Em 18 de Julho de 1994 – há precisamente vinte anos –
Eduardo Prado Coelho apresentava na Casa Fernando Pessoa a primeira edição de Lisboaleipzig (nas Edições Rolim), nesse
dia apenas o primeiro volume, ao qual se juntaria um segundo ainda antes do
final desse ano.
É para mim muito
comovente estar hoje aqui, com este livro inteiro na minha mão, assistindo ao
encontro de três partes de uma mesma vontade: reunidos os dois volumes da
edição anterior com as xilogravuras de Ilda David’. É um encontro do diverso,
mas esperado, pelo menos por nós e pela Maria Gabriela Llansol que tanto
desejou esta edição como ela agora se apresenta. Estamos perante um objecto
belo, no sentido em que o belo é definido neste livro: «salvo de qualquer embelezamento, para
lá de toda a estética, e firmemente empenhado no corpo e no afecto».
Agradeço a todos os que
possibilitaram a realização deste livro, e dedico
esta apresentação à memória de Eduardo Prado Coelho.
1.
Falar
deste livro de Maria Gabriela Llansol é como falar de toda a sua Obra, de um
livro único onde podemos ler o registo – em múltiplos planos sobreimpressos,
mas translúcidos – do percurso de quase todas as figuras que habitam os seus
livros (aqui trazidos pelas vozes de um poeta – Pessoa, transfigurado em Aossê
–, de um músico, Bach, e de um homem de pensamento, o filósofo Spinoza); mas é
também o registo da problemática presente em toda a obra de Llansol – a procura
das fontes da alegria – e ainda (o que pode ser mais inesperado) o registo, sob
o modo de «ensaio-diário», de textos onde, como afirma, procurou esclarecer-se
sobre o sentido da sua escrita.
Llansol
traz para os seus textos duas constatações.
A de
que a realidade é um contínuo, não um encadeamento de causas e efeitos; porque
o que existe, existe em correspondências, «em evolução e oscilação permanentes»
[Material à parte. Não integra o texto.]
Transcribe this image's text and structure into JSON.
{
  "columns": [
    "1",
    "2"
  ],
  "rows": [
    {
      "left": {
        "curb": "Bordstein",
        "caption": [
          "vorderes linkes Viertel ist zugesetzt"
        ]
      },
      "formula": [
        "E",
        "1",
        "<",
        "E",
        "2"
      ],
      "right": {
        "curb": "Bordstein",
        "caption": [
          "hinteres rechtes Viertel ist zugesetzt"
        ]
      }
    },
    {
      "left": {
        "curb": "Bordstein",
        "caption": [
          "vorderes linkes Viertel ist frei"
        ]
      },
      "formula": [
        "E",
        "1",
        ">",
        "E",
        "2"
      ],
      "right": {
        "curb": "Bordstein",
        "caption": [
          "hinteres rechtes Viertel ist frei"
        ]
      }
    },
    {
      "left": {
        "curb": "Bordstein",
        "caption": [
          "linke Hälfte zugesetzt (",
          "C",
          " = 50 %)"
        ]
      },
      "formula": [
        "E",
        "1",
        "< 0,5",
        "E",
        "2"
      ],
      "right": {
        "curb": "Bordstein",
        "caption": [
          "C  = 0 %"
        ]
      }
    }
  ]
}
[entrevista a António Guerreiro, em 1991]. É deste modo que apresenta a
realidade nos seus textos, e por isso eles pressupõem um «pacto de inconforto»
com o leitor, que aceita ou recusa ler através dessa descontinuidade.
E
constata também, como nos diz, que «faz sofrer viver sem certezas, mas que
aqueles que devem viver sem elas têm a possibilidade de criar “outros
possíveis” que serão outros mundos, se a linguagem os fizer e o corpo os puder
tornar viáveis; e não haverá mundo se no seu centro irradiante estiver ausente
a figura da alegria, que cada um de nós possa vislumbrar (...) porque a espécie morre de sede à míngua de outros
campos do possível». [publicado no jornal O
Diário, em 1982].
É
esta a matéria dos livros de Llansol, a procura que a orientou durante toda uma
vida de escrita, e que está tão claramente presente neste Lisboaleipzig.
2.
No
contexto da obra de Llansol, Lisboaleipzig
surge depois da publicação das duas primeiras trilogias (onde o objectivo é pôr
em evidência a conquista de um bem como a liberdade de consciência, sobretudo
através da figura do rebelde), e na sequência de livros como Um Beijo Dado Mais Tarde, de1990, ou o
diário Um Falcão no Punho, de 1985.
Publicado
só em 1994, em dois volumes, o projecto
Lisboaleipzig inicia-se muito antes, tem várias ramificações noutros
livros, irradia por todo o espólio de Llansol, primeiramente ao longo de cerca
de quinze anos (entre 1978 e 1994), sendo posteriormente retomado em vários
momentos. Podemos dizer que se trata de uma dispersão contínua e consciente,
oscilante e produtiva, de forma a atingir um máximo de amplificação,
experiência que terá o seu expoente no último livro, Os Cantores de Leitura, através do encontro de praticamente todas
as figuras dispersas pela totalidade da obra, que se encontram para «cantar a
leitura» ou elevar a escrita à dimensão da música e do canto. Creio poder dizer
que o projecto Lisboaleipzig só se conclui com Os Cantores de Leitura, em 2007.
Se a
liberdade de consciência foi a preocupação primeira da obra de Llansol, depois
das trilogias começou a tornar-se evidente a necessidade de experienciar um
novo valor que consolidasse e fizesse evoluir a liberdade de consciência,
inscrevendo-a numa prática de características ético-estéticas a que chamou «dom poético», e que
também define como a capacidade de «efectivar o possível».
Assim
surge uma nova orientação na Obra, que se inicia com o projecto Lisboaleipzig,
pondo ênfase no «dom poético», e cujos antecedentes radicam na afirmação de uma
língua sem impostura.
As
razões são conhecidas: se é certo que o ser humano transporta consigo uma marca
evolutiva, esta não deve, contudo, ser vista como superioridade ou como um dado
adquirido. É tarefa do homem contribuir para que se desenvolva uma outra
percepção de elos e de relações entre todo «o vivo», e para que se estabeleça
um contrato de mútua não-anulação com todo o vivo da espécie terrestre. Esse valor
de inscrição da liberdade de consciência, o «dom poético», capaz de quebrar
hierarquias entre todos os seres, assenta, assim, na convicção de que o mundo é
profundamente estético e sensitivo, e de que é necessário fugir aos dogmas da
crença e da razão, e tentar perceber o que há nas coisas como forma de
linguagem que se oferece aos sentidos e ao pensamento. E se todo o pensamento é
uma afecção do corpo (segundo Spinoza), é preciso desenvolver um novo corpo de
afectos que possibilite a criação de novos modos de pensar, de novos «ciclo[s]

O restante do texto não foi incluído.